New registration date for ExCollege brings department into the mainstream

2016-11-08-Election-Extravaganza-dsc_2315
ExCollege director Howard Woolf watches election results come in during the Election Extravaganza at Hotung Cafe on Nov 8, 2016.

In the past, students have had to wait several weeks after picking their regular classes to register for ExCollege classes. But this semester, the ExCollege debuted a new registration date for its fall 2017 classes. For the first time, ExCollege classes are available for registration on SIS at the same time as general course registration.

According to Howard Woolf, the director of the ExCollege, the ExCollege never intended to have a later course registration date.
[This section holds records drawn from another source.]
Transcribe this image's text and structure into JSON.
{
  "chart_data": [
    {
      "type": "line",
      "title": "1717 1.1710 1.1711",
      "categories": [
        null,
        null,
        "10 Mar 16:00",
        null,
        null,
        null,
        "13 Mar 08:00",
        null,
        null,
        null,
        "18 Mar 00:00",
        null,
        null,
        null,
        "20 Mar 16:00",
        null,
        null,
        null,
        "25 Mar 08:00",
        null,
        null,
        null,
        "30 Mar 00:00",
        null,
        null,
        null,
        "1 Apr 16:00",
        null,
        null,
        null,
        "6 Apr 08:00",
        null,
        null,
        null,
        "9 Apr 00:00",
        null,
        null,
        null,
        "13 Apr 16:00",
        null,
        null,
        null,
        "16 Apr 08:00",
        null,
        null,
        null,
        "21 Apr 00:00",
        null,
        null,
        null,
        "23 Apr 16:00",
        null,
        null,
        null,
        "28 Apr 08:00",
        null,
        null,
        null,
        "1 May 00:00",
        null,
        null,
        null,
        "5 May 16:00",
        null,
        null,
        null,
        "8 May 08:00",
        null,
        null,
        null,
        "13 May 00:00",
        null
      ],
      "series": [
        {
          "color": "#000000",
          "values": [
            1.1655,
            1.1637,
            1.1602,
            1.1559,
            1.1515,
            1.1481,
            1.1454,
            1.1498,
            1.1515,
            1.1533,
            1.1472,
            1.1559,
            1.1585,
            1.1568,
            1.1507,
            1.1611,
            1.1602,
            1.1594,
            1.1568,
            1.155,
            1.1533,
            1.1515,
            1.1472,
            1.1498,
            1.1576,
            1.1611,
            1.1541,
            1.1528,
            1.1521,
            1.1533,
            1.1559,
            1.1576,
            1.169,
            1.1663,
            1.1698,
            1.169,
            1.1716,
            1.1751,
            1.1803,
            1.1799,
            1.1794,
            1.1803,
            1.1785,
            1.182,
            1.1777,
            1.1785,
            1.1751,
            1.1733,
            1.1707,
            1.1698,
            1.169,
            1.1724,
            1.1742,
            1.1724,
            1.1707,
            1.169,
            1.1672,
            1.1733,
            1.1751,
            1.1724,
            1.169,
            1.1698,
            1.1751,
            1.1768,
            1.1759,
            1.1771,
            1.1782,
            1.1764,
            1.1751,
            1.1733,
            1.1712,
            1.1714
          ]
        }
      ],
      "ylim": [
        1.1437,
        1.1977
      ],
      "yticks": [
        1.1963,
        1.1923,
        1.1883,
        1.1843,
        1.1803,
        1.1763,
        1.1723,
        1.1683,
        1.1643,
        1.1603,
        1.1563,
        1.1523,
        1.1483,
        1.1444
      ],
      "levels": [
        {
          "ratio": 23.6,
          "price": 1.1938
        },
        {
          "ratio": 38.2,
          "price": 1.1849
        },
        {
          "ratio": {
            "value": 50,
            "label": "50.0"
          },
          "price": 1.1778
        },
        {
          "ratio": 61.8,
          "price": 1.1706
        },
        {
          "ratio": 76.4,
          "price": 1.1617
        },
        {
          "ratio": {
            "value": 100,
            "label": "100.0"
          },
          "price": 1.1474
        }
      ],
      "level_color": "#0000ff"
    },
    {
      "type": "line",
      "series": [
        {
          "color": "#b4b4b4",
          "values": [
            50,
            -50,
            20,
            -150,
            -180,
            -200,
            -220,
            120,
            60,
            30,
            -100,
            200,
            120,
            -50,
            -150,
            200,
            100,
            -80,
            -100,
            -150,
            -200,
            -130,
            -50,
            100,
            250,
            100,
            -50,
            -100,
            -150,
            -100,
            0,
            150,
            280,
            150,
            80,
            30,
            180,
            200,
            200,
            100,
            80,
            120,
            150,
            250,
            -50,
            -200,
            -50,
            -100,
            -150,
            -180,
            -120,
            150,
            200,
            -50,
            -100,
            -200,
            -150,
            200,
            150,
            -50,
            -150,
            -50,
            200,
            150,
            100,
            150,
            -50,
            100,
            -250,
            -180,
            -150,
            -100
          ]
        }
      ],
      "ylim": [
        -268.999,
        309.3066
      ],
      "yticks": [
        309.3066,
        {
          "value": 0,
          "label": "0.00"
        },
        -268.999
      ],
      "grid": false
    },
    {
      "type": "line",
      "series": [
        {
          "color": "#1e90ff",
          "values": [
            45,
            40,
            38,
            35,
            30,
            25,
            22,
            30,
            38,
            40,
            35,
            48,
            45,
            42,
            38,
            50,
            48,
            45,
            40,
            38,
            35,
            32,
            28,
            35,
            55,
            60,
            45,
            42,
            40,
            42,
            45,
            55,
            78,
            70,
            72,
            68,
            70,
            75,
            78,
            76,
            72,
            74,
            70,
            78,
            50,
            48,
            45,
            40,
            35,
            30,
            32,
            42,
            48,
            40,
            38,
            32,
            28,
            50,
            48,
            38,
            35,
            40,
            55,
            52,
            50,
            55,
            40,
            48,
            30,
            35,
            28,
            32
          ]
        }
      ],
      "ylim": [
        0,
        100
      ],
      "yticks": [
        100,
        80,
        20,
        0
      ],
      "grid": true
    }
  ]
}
However, the department had previously been unable to finalize its course offerings in time for regular registration since it comes up with entirely new course offerings every semester.

“We had a procedure where at the beginning of the semester we’d immediately send out this huge mailing … and give everybody six weeks to apply,” Woolf said. "That automatically put us behind the registrar’s schedule because she wants the courses all done by six weeks, in for the following semester, in order to be ready for either November or April."
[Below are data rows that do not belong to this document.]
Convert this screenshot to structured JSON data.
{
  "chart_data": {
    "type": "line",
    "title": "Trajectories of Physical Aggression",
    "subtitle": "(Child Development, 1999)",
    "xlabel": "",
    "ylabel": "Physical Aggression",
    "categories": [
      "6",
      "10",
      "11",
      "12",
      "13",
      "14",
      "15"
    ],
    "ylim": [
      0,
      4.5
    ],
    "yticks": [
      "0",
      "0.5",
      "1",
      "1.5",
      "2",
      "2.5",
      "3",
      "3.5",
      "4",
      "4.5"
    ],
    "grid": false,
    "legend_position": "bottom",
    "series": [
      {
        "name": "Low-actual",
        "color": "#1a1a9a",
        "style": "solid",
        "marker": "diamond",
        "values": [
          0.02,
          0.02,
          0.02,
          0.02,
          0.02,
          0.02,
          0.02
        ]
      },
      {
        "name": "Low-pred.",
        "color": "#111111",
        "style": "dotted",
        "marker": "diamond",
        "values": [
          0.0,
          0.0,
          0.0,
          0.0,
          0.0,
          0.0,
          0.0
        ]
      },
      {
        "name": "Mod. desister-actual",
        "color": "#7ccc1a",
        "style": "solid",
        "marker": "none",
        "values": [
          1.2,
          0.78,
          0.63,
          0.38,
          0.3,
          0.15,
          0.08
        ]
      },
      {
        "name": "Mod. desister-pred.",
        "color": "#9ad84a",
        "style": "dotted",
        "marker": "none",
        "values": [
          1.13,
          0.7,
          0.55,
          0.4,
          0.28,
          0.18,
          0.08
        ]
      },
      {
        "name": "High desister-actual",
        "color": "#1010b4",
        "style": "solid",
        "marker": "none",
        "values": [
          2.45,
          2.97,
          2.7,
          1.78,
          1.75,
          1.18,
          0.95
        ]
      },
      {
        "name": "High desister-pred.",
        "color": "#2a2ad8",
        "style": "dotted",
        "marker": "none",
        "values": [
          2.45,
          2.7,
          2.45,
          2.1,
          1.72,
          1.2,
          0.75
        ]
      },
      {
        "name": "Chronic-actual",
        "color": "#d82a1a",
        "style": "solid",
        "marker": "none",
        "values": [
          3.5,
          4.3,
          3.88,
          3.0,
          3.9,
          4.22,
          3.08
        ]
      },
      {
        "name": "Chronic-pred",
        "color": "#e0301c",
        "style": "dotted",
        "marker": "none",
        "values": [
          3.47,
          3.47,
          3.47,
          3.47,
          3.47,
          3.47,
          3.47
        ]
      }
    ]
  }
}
In order to accelerate its registration dates, the ExCollege needed to speed up its course-creating process to meet the deadline for regular classes as determined by the registrar's office. According to Madeleine Delpha, the ExCollege program administrator, getting onto Interfolio, the management software that Tufts faculty use to add courses, had been one of her main goals since she joined two years ago. This would provide them with the efficiency needed to meet the acceleration deadline, but other members of the department didn’t know how best to go about it.
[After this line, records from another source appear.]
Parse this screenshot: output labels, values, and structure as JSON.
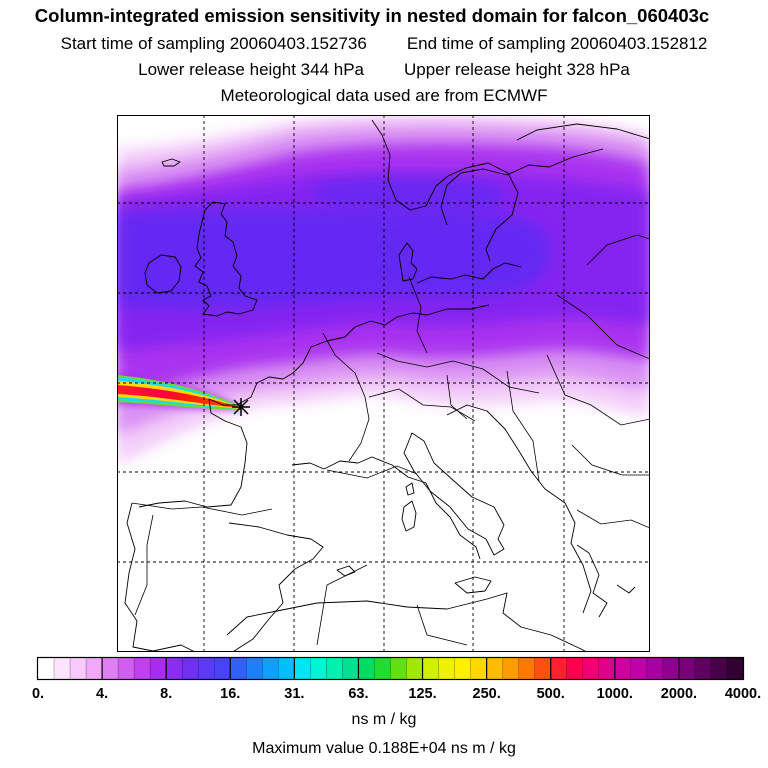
{
  "title": {
    "line1": "Column-integrated emission sensitivity in nested domain for falcon_060403c",
    "start_label": "Start time of sampling 20060403.152736",
    "end_label": "End time of sampling 20060403.152812",
    "lower_label": "Lower release height  344 hPa",
    "upper_label": "Upper release height  328 hPa",
    "meteo_label": "Meteorological data used are from ECMWF"
  },
  "map": {
    "plume_colors": {
      "very_low": "#f2c8f8",
      "low": "#d68af3",
      "mid": "#a52cf0",
      "high": "#7f20f0",
      "peak": "#4a2ef5"
    },
    "release_marker": "star-icon"
  },
  "colorbar": {
    "tick_labels": [
      "0.",
      "4.",
      "8.",
      "16.",
      "31.",
      "63.",
      "125.",
      "250.",
      "500.",
      "1000.",
      "2000.",
      "4000."
    ],
    "colors": [
      "#ffffff",
      "#fde4fd",
      "#f8c9fb",
      "#f0a8f8",
      "#e07ef3",
      "#d25ef1",
      "#c040ef",
      "#a82cee",
      "#8c2cf0",
      "#7030f2",
      "#5a3af5",
      "#4844f6",
      "#3060f8",
      "#1f7ffa",
      "#10a0fb",
      "#00c0fc",
      "#00e5f5",
      "#00f5d5",
      "#00f0b0",
      "#00e090",
      "#00dd60",
      "#20dd30",
      "#60e010",
      "#a0e800",
      "#d0f000",
      "#eef200",
      "#fff000",
      "#ffd800",
      "#ffbc00",
      "#ff9c00",
      "#ff7800",
      "#ff5010",
      "#ff2030",
      "#ff0050",
      "#f00070",
      "#e0008c",
      "#d000a0",
      "#c000a8",
      "#a800a0",
      "#900090",
      "#780078",
      "#600060",
      "#480048",
      "#300030"
    ],
    "units": "ns m / kg"
  },
  "footer": {
    "max_value": "Maximum value  0.188E+04 ns m / kg"
  }
}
“The chair of our board said, ‘Well, there’s a faculty search tool that the university uses. It’s called Interfolio.’ So I just went ahead and called the central university [about it]," Delpha explained. "It was actually very easy … the system was already in place at Tufts. It just took reaching out."

Woolf said that student convenience is one of the ExCollege's prime concerns. He hopes that this change in registration time will make scheduling easier for students.

“Anything we can do for students to figure out their programs, I think, is a positive thing. That was ultimately the triumph," Woolf said. "If we don’t accommodate students, then we’re being hypocrites."

So far, students have reacted positively to this change. San Marie Thomson, a first-year, said that after taking an ExCollege Explorations seminar last semester called "Reflections on Your Schooling," she is interested in taking one on digital marketing in the fall.

She explained how the earlier registration deadline puts ExCollege classes on students' radars earlier, allowing them to build their schedules around the classes.

“I think it is a good idea to have [registration] at an earlier time slot because I think it forces you to look at those classes earlier and really take them into consideration, rather than trying to work them into a different schedule,” Thomson said.

According to Woolf, there are currently six times as many engineers registered for ExCollege classes this year than in past years.

“We’re ecstatic, and our first test run happened ... when all the engineers signed up for courses," he said. "In the typical semester, honestly, you can count on two hands the amount of engineers we get because their schedules are so prescribed. Well, right now we have 60 engineers signed up for courses."

Woolf hopes that this momentum will help the ExCollege collaborate in a more innovative fashion with other Tufts departments in the future. While the ExCollege already has official department status in that it gets official university funding, being on the same schedule as the other departments may help bring it further into the mainstream.

“I could see the fact that we’re now calibrated with everyone else, in sync, [would mean] that we would be able to do more collaborative things,” Woolf said. "The music department, for example, is very interested in testing out courses in some areas that they don’t offer right now, and it’s in their interest to do just that — test them with us first."